Monarch Habitat Research Includes Prairies in La Crosse Blufflands

MJV monarch habitat survey
Climate Change
Conservancy Stories
Written by Jon Rigden
Photos by Tom Rhorer

Everyone loves monarch butterflies. These amazing insects inspire awe and admiration with their incredible journey of migration from Mexico and back each year. Some of those monarchs end up in Wisconsin. 

Sadly, the monarch population has been declining over the last two decades. The average size of the population in the last decade is only roughly a third of the average size in the ‘90s. This decline is largely attributed to habitat loss, degradation, and fragmentation, but there are other threats, including pesticide use and climate change. We’ve lost significant amounts of milkweed and floral resources across the landscape due to changing agricultural practices and development. Scientists estimate that in the Midwest alone, roughly 860 million milkweed stems have been lost since 1999. 

On Monday, August 3, a team from the Monarch Joint Venture (MJV) studied a small patch of bluffland that’s owned and managed by the City of La Crosse and protected by the Conservancy – a place that some monarchs visit annually. Catherine Worley and Meghan Slocombe from MJV made up this year’s team. They found the area to study using GPS coordinates, carefully staked out two 200-by-50-meter plots, and meticulously counted the number of monarch butterflies, caterpillars, and eggs found on their host plant, the milkweeds. They then counted the number of milkweed plants as well as all the other surrounding prairie flowers and recorded them to give a complete description of this postage stamp of habitat. 

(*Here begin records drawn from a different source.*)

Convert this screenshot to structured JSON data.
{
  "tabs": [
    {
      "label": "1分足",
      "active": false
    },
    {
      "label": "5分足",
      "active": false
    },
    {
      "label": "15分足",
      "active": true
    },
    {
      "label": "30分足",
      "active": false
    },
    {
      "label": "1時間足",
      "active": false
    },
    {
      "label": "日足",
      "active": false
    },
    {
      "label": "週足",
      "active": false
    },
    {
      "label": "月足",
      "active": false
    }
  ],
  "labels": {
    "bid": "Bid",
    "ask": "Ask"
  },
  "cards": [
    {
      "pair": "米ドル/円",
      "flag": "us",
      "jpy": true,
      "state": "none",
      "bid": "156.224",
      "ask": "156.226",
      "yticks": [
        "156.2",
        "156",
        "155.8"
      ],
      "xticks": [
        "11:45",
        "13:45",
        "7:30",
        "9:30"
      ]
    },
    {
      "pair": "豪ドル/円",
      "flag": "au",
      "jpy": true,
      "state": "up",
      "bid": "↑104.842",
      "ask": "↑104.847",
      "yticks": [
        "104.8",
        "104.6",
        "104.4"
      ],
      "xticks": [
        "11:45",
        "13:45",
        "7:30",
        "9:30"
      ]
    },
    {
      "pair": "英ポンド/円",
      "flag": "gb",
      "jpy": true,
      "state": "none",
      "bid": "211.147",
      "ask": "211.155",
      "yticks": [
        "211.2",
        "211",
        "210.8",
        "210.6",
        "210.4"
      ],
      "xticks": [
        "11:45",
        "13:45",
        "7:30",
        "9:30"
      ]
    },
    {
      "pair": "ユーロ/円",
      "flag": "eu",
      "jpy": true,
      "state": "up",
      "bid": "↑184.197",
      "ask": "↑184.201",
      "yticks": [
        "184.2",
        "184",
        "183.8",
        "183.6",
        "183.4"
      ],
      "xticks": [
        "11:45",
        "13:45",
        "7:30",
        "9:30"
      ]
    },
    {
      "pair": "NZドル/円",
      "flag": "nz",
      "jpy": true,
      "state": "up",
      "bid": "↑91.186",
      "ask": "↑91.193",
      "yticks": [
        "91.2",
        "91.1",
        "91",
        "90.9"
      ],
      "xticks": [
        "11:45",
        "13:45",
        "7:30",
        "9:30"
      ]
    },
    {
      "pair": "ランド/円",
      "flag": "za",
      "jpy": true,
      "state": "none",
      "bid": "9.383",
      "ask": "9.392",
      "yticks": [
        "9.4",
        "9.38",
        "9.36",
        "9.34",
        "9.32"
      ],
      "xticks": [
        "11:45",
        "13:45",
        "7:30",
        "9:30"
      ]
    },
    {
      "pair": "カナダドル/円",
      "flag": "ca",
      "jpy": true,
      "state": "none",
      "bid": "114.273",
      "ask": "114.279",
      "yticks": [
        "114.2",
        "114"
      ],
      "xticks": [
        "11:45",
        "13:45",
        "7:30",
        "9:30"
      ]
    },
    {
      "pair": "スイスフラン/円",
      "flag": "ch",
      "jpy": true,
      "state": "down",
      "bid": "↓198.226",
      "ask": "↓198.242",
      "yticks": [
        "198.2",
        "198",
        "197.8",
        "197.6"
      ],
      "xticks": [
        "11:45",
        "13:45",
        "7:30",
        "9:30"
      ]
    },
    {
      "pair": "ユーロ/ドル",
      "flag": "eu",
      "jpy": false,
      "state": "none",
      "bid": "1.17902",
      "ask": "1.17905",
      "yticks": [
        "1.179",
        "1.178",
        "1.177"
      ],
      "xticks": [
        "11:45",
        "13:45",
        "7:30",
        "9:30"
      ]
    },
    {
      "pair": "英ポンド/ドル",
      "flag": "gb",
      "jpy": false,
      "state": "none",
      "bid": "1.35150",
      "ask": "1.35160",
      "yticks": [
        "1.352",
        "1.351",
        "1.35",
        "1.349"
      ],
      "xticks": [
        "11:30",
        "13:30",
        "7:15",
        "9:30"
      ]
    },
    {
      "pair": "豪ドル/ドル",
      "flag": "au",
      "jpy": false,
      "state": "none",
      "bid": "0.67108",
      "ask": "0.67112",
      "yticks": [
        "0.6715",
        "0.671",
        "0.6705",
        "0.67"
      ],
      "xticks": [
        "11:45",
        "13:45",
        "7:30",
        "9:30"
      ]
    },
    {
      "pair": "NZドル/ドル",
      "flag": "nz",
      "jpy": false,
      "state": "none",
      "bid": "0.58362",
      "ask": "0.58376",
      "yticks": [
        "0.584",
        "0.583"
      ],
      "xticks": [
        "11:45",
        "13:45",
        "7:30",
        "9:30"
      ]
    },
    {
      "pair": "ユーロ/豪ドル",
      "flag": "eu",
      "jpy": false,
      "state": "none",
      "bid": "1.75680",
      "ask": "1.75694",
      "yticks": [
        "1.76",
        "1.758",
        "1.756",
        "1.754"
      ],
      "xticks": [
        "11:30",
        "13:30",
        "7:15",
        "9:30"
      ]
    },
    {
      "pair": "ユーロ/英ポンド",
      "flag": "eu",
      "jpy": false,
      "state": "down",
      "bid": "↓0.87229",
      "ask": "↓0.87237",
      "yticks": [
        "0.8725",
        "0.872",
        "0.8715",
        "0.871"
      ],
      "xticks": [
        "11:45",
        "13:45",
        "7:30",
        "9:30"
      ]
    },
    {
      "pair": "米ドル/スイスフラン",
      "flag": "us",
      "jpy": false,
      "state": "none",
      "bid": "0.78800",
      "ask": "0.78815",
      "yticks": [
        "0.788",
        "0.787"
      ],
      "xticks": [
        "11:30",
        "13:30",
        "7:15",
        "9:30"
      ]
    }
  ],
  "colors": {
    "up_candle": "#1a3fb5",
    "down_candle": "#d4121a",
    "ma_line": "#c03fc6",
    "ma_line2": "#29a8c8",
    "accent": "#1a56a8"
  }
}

This is the second year this specific plot of land has been studied with the hope that this data from the protected La Crosse Bluffflands combined with that from many other sites will help researchers in their efforts to support and save this wonder of nature. On the plots they surveyed, they observed 32 blooming and 15 non-blooming plant species. On the 35 stems of milkweed surveyed, the team saw 8 monarch eggs, and two first instars (larvae). During the entire duration of their site visit they saw three adult monarchs. 

It is important to note that this site has not always been such inviting habitat for monarchs. In 2017, a pollinator prairie was planted by the City of La Crosse, with support from the U.S. Fish and Wildlife Service, Wisconsin DNR, Friends of the Blufflands, and Mississippi Valley Conservancy, with a mix of native prairie flowers and grasses, turning a barren quarry into a teeming oasis, providing much- needed habitat for monarchs, birds, and many other species. It is hoped that this prairie and others like it along with data collected by MJV, with funding from the National Fish & Wildlife Foundation, will help save the magnificent monarch. Thank you MJV for all your efforts! 

In the photo above, Catherine Worley of Monarch Joint Venture and Jon Rigden of Friends of the Blufflands survey plants on plots of land being studied in the La Crosse Blufflands for the second consecutive year. The ongoing study includes locations in ten Midwestern states.

monarch butterfly by Tom Rhorer
Monarch butterfly

About Monarch Joint Venture

Monarch Joint Venture is a partnership of federal and state agencies, NGO's, and academic programs that are working together to support and coordinate efforts to protect the monarch migration in the lower 48 states of the U.S.A.